政略結婚とはいえ、休日はほぼ一緒に過ごしていた。
周りから見れば普通の夫婦と変わらないと思う。それは楓君が努力をしてくれているから成り立っているのだと思うと感謝しかない。

「今、違う事考えてたでしょ」
「ううん。何も…考えてないよ」
「そう?俺はずっと日和を見てきたから何でもわかるんだよね」
「え?!何でも?!」

 ちょうど楓君のことを考えていたことも彼に見透かされているのではと思い胸が大きく跳ねた。
幼馴染とはいえ恋心が抑えきれていないのを知られたくない。
しかし松堂君は頭がいいし勘もいいし昔から一緒だから何でもお見通しなのは本当だ。

「旦那さんのことでしょ」
「…」
「政略結婚なのに好きなの?」
「え…―」
「だって、親が決めた相手と家のために結婚したんでしょ?それって普通辛くない?」

 穏やかな口調の中に潜む針がチクチクと私に向かって攻撃してくる。
それは、と言って視線を木製のテーブルに移すとちょうど店員さんがコーヒーとケーキを運んでくる。

「お待たせしました。

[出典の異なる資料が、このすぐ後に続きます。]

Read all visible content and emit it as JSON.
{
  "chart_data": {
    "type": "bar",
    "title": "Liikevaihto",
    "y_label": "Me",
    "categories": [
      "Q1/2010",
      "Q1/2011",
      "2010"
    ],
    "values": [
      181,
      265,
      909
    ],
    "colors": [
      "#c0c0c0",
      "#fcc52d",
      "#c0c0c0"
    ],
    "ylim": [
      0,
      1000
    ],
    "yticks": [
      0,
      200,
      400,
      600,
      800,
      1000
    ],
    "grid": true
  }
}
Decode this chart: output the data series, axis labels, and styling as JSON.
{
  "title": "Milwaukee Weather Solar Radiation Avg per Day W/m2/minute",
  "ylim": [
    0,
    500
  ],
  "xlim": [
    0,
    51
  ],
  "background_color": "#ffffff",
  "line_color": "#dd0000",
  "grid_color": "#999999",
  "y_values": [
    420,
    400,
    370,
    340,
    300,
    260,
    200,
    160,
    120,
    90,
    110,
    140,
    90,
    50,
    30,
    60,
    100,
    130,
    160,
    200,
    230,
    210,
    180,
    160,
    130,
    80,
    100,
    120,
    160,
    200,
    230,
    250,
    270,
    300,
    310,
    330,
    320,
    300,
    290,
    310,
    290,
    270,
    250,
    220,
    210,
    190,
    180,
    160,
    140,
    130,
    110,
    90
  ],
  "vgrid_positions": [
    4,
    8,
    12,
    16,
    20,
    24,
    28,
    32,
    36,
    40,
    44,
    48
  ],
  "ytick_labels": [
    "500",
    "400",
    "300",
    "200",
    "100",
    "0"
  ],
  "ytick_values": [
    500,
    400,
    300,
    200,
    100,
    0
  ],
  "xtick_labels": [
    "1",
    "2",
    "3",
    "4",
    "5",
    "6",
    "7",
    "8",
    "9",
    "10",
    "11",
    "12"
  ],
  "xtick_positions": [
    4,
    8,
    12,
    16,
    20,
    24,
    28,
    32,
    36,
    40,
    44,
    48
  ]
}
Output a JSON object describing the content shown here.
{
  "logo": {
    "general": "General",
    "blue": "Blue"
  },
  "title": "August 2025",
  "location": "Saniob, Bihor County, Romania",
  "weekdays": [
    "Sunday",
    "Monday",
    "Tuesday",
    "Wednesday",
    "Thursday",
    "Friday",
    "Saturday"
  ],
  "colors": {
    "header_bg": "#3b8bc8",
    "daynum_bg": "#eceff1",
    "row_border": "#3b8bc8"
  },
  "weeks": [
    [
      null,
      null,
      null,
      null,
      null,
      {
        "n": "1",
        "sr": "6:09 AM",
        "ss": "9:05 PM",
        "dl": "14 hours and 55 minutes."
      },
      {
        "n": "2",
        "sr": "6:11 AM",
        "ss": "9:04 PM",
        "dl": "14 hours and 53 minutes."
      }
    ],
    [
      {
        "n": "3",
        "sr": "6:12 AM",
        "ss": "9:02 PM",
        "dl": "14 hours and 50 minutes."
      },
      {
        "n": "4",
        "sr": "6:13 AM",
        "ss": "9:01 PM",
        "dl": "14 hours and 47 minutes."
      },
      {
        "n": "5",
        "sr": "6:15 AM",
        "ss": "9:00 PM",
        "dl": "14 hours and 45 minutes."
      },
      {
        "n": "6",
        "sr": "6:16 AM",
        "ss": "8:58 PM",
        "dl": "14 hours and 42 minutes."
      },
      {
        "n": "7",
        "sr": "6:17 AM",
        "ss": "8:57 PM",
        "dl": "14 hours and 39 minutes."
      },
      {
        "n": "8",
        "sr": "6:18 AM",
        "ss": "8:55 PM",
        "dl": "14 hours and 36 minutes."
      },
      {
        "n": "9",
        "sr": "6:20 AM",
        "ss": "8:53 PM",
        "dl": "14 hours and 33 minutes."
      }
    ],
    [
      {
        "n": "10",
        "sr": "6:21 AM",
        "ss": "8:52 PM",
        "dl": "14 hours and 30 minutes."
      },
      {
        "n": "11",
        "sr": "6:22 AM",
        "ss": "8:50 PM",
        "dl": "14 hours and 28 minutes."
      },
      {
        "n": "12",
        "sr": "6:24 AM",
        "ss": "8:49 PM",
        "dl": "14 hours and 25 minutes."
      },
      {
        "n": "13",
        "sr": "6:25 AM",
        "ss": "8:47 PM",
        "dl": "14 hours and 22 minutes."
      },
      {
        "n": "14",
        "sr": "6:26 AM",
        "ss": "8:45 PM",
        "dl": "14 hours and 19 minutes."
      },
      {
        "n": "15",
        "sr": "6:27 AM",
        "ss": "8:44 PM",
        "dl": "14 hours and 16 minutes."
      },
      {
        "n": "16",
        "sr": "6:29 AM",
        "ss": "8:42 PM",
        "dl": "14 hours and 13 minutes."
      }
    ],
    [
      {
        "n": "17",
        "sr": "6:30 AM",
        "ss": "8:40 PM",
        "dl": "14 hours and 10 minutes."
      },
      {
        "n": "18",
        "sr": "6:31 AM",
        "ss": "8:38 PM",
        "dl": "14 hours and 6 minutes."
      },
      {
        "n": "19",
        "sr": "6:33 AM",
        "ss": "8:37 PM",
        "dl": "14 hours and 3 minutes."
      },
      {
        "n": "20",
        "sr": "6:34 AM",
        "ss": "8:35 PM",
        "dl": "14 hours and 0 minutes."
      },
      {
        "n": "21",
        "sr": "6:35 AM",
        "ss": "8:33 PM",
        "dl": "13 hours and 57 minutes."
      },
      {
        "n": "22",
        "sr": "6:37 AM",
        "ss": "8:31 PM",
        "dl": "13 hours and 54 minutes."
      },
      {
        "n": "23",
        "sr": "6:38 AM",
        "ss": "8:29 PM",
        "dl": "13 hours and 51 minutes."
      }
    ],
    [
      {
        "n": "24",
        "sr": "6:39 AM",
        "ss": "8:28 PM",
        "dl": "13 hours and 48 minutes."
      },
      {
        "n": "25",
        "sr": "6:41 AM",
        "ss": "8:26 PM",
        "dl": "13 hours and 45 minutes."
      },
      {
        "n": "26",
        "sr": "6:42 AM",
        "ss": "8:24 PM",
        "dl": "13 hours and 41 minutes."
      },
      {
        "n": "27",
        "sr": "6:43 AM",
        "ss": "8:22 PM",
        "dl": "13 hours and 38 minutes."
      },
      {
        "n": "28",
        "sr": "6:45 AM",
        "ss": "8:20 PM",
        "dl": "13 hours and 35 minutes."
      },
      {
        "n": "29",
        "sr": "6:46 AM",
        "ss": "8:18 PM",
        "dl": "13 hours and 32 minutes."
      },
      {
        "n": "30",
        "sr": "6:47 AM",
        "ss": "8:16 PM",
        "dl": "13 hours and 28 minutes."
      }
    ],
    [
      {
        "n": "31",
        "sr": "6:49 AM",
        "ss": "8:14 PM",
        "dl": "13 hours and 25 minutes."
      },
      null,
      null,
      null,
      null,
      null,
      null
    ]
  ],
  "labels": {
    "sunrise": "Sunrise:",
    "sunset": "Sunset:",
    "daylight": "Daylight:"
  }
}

ケーキセットになります」

 チョコレートケーキとコーヒーが私の前に並ぶ。
店員さんが離れると、私は真っ直ぐに前を見据えた。

「結婚したことは…後悔してないよ。ただ、辛いのはそうだね…どうせならお互い気持ちがなければ…ない方が良かったんだけどね」

 片思いをしていてそれが政略結婚の相手。それは言葉に表せないほどに辛くて苦しい。